You can always tell the relation by the DNA
Published 10:55 am Wednesday, April 21, 2010
I was browsing through the hammer section of the hardware store.
A woman behind me said, “Could I ask you a question?”
She obviously recognized me as a rising star in the percussive tool arena. Unfortunately, my ability to answer a question posed in a hardware store is limited to telling someone what year it is.
The woman, someone I knew well, asked, “Did you hear that what-d’you-call-him died?”
We use DNA often. No, not deoxyribonucleic acid. This DNA stands for Death News Alert. We pass along sad news to others. On this day, the woman was a messenger.
“Who?” I asked.
“Oh, you knew him. He was from the area. He had a bunch of relatives around Geneva and Ellendale. He married one of the Petersen girls from Clarks Grove.”
“Clarks Grove?”
“Yes, all the Petersens were from Clarks Grove. Big family. Lots of girls. All the girls were pretty in sort of a bewildered way. They went to the Baptist Church in Clarks Grove. The family was Danish. All the Danes used to live in Clarks Grove.”
“All of them?”
“All except those who still lived in Denmark and some that lived in Tyler. He married twice.”
“Who married twice?”
“Are you listening? The father of the Petersen girls. His first wife ran off with the Fuller Brush man.”
“He likely swept her off her feet.”
“Maybe so. All the Petersen girls looked alike. One was the Radish Queen one year.”
“I don’t remember there being a Radish Queen competition in the area.”

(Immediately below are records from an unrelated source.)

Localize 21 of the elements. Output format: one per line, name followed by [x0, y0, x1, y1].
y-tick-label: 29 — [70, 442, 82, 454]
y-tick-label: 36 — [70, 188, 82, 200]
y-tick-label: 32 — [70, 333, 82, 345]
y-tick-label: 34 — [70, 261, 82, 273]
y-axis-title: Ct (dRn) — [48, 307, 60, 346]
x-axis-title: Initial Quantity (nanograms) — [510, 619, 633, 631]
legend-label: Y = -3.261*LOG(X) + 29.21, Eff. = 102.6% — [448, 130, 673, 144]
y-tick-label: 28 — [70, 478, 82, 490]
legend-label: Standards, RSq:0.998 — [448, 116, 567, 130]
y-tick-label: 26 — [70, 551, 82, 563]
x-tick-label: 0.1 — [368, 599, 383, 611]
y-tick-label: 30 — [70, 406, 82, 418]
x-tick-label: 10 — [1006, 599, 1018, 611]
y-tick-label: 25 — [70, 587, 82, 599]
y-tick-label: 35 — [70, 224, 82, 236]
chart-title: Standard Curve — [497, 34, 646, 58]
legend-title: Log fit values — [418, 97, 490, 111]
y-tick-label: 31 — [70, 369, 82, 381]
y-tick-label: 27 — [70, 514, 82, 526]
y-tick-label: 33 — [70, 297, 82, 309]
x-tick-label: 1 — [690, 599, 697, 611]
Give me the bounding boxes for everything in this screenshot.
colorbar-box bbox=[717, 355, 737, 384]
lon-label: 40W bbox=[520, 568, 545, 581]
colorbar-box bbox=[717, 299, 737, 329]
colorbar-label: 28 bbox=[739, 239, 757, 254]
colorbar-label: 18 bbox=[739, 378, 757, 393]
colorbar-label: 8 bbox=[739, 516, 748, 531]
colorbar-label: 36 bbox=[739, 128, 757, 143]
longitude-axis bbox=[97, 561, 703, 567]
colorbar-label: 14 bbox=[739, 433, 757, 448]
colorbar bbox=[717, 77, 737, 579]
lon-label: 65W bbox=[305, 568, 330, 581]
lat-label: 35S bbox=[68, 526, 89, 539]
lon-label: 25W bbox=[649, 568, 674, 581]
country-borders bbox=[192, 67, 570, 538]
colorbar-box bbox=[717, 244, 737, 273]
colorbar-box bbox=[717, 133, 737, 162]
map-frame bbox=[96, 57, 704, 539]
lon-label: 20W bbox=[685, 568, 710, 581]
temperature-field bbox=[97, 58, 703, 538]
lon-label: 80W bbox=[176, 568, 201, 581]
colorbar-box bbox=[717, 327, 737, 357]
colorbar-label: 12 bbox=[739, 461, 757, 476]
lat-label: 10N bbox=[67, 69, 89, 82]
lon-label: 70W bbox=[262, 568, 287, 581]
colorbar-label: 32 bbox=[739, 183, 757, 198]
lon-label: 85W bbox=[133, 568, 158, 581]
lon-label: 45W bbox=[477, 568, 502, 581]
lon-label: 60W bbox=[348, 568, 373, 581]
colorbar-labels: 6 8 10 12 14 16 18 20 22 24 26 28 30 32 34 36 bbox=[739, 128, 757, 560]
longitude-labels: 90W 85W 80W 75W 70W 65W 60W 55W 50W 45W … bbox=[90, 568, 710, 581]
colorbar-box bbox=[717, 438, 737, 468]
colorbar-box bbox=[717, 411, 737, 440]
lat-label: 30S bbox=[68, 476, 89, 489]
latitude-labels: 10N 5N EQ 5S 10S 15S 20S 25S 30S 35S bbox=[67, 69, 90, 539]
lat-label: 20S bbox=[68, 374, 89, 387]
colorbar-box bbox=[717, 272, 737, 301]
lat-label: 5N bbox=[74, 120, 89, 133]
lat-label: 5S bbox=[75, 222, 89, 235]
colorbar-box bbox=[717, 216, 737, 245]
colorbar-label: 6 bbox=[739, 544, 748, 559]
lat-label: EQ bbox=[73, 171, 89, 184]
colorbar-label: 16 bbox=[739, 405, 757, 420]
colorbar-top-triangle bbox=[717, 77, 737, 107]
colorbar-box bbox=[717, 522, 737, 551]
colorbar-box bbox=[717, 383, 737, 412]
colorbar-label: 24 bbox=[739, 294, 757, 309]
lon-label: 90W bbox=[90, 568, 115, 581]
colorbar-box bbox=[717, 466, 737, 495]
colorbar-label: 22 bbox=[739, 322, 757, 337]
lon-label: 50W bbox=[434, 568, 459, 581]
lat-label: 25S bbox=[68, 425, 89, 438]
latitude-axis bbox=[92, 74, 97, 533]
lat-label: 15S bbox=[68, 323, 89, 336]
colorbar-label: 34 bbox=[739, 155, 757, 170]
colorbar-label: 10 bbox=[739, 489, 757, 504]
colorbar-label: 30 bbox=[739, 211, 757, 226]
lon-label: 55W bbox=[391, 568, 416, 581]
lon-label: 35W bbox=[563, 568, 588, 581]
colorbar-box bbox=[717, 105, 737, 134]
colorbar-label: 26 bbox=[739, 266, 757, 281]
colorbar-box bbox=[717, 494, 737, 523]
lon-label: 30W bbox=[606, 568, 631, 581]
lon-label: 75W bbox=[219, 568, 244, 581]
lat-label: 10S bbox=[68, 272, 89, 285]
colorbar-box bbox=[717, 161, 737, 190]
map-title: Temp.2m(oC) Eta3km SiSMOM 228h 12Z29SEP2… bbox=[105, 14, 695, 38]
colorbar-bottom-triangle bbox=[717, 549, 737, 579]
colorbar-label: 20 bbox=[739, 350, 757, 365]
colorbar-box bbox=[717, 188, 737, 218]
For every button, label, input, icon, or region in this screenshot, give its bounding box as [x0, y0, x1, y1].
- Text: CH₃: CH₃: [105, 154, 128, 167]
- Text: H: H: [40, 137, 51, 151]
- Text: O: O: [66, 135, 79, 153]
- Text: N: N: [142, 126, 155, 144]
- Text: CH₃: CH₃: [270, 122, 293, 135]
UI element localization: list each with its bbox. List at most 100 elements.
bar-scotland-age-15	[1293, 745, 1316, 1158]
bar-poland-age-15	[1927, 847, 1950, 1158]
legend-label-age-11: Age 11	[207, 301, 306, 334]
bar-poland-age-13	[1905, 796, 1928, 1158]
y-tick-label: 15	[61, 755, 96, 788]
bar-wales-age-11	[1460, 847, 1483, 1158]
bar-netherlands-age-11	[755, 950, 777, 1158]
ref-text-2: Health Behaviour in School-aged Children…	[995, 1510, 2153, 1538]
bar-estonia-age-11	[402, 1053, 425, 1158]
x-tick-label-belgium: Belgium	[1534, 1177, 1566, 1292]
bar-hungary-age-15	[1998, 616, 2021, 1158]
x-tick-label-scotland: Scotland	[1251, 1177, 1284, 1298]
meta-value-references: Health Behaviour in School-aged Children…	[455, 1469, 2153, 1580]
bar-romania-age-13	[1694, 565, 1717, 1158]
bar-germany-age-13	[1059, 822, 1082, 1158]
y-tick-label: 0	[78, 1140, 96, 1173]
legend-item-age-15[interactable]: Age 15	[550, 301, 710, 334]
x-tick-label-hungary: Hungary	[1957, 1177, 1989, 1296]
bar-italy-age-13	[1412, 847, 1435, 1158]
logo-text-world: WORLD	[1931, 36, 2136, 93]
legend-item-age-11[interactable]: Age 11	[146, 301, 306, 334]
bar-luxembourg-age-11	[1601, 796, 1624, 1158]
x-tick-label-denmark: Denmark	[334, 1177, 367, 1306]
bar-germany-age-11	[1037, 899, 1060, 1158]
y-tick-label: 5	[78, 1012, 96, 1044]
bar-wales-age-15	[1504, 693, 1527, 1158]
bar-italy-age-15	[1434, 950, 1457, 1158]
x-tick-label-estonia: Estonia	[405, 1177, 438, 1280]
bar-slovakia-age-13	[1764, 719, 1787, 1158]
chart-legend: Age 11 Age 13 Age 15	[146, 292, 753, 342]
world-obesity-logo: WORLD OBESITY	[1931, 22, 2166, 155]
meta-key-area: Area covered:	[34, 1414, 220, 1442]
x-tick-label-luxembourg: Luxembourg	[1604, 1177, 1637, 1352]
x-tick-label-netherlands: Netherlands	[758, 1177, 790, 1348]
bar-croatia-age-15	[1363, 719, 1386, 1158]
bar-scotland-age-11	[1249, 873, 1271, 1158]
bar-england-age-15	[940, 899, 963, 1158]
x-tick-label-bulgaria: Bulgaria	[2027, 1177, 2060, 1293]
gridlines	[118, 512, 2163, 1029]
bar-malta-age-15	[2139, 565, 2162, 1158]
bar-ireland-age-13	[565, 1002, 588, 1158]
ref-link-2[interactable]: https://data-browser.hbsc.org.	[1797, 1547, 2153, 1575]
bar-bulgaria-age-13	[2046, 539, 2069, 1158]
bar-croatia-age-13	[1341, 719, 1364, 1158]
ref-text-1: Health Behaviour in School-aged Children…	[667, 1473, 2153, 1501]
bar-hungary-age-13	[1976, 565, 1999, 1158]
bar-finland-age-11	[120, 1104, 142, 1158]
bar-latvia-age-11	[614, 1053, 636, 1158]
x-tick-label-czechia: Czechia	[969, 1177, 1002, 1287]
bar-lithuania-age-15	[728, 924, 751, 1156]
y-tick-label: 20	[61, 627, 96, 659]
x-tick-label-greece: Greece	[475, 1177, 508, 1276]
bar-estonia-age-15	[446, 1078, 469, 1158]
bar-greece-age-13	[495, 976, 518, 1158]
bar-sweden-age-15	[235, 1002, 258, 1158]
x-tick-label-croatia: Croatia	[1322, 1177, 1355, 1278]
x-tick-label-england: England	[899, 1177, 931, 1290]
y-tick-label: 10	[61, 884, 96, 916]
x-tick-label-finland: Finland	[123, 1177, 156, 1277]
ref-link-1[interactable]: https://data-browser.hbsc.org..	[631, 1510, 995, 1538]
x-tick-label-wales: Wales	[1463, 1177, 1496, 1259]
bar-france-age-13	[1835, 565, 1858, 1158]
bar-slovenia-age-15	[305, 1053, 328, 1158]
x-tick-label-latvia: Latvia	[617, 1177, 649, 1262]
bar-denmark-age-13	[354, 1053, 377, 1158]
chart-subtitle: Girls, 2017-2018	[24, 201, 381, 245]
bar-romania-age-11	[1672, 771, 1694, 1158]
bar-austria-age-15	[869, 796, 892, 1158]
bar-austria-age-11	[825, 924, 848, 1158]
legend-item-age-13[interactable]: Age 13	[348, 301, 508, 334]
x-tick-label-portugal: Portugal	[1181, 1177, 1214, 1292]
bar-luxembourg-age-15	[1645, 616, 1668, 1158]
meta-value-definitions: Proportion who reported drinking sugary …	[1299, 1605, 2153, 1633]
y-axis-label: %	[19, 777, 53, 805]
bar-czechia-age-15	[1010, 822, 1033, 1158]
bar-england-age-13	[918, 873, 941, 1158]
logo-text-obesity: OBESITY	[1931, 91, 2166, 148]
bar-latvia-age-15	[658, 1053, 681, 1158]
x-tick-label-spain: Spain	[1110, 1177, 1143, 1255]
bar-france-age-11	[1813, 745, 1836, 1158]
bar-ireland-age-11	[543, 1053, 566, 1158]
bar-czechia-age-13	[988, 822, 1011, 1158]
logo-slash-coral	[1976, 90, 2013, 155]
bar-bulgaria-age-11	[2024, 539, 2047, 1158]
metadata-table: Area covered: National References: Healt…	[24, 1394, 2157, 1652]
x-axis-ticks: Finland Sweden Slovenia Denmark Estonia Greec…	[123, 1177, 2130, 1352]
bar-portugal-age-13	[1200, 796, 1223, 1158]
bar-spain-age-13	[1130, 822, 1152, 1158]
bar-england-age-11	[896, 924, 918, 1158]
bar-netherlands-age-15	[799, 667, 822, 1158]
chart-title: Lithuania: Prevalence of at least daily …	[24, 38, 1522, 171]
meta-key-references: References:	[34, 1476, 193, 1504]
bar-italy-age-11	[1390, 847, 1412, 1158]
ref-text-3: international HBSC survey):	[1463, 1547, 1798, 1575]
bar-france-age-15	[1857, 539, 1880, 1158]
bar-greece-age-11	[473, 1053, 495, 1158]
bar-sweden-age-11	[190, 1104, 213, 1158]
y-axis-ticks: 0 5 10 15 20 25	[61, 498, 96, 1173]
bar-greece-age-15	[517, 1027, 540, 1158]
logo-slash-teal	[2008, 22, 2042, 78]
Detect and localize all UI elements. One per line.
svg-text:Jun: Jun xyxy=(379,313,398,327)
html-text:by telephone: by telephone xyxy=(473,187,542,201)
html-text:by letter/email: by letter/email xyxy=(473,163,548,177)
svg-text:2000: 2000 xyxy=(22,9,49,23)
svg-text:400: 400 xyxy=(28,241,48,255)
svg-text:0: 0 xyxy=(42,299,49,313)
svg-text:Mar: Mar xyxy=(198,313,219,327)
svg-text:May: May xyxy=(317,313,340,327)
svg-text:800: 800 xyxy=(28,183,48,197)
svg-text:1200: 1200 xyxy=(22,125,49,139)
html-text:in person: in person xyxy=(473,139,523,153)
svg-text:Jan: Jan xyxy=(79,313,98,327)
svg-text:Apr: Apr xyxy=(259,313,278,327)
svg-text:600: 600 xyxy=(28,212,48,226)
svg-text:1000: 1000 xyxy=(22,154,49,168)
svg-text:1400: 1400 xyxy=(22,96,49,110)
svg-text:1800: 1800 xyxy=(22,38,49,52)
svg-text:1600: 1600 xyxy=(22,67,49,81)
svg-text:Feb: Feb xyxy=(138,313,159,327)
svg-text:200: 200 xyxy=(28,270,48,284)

“I thought it was a vegetable. Or maybe it was the Dairy Queen.”
“That’s a restaurant.”
“Dairy Princess. That’s what she was. Her father milked Guernseys. He was on the creamery board. That was before he was hit by the train. He had his truck floored in neutral and couldn’t get off the tracks in time. He didn’t get hurt, but it ripped the bumper off his truck. The accident happened at night, and it scared him so much that he stopped driving after dark. It left him strung up like a banjo, and he had to resign from the creamery board. He never put that bumper back on the truck. He said that a blind man on a galloping horse would never see it. It turned out that the railroad engineer was one of his first wife’s second cousins, but I don’t believe there was anything intentional in the collision. One of his girls, the third one I think, married the dead guy.”
“Why would anyone marry a dead guy?”
“He wasn’t dead when she married him. He just died. I told you that. Now that I think about it, she might have been the second oldest daughter. One of them was the class valedictorian at Albert Lea High School. Smart as a whip, that girl. She was probably too smart to get married, so she wasn’t the one that wedded the dead guy. All the girls moved to the coasts. They knew that whoever stayed in the area would have to take care of their parents in their dotage. The one married to the dead guy lived in Davenport, Iowa.”
“That’s not on the coast.”
“Sure it is. It’s right along the Mississippi River. I recall that the Petersen girl that married the dead guy was allergic to yellow cats and had prom hair. She wore a little too much lipstick, if you ask me. I wish I could remember her name. Her husband grew up in Hartland.”
“I probably knew him.”
“I’m sure you did. His father farmed. Wouldn’t have a tractor that wasn’t an Allis-Chalmers. The deceased played football at the high school in New Richland. He went to church at West Freeborn. He drove his father’s car into St. Olaf Lake one winter. He thought the ice was thicker than it was. I remember that he bought his first car with the money he made from trapping gophers. That old Ford had only three tires and one of them was the spare. He worked at the Red Owl store in Albert Lea after he got out of high school. He was fired after he hit a co-worker in the nose with a TV dinner. It was turkey. He was a custodian at a college for many years. He had a boiler license and sometimes drove a bus for tours and things. He was about 6 feet tall, wore thick glasses, and had nice blonde hair until it all fell out. He could talk for an hour on any subject. Two hours if he knew anything about it.”
“Who was it that died?”
“Oh, you know, old what’s-his-name. I know you knew him. I just wish I were better at remembering things.”
Hartland resident Al Batt’s column appears every Wednesday and Sunday.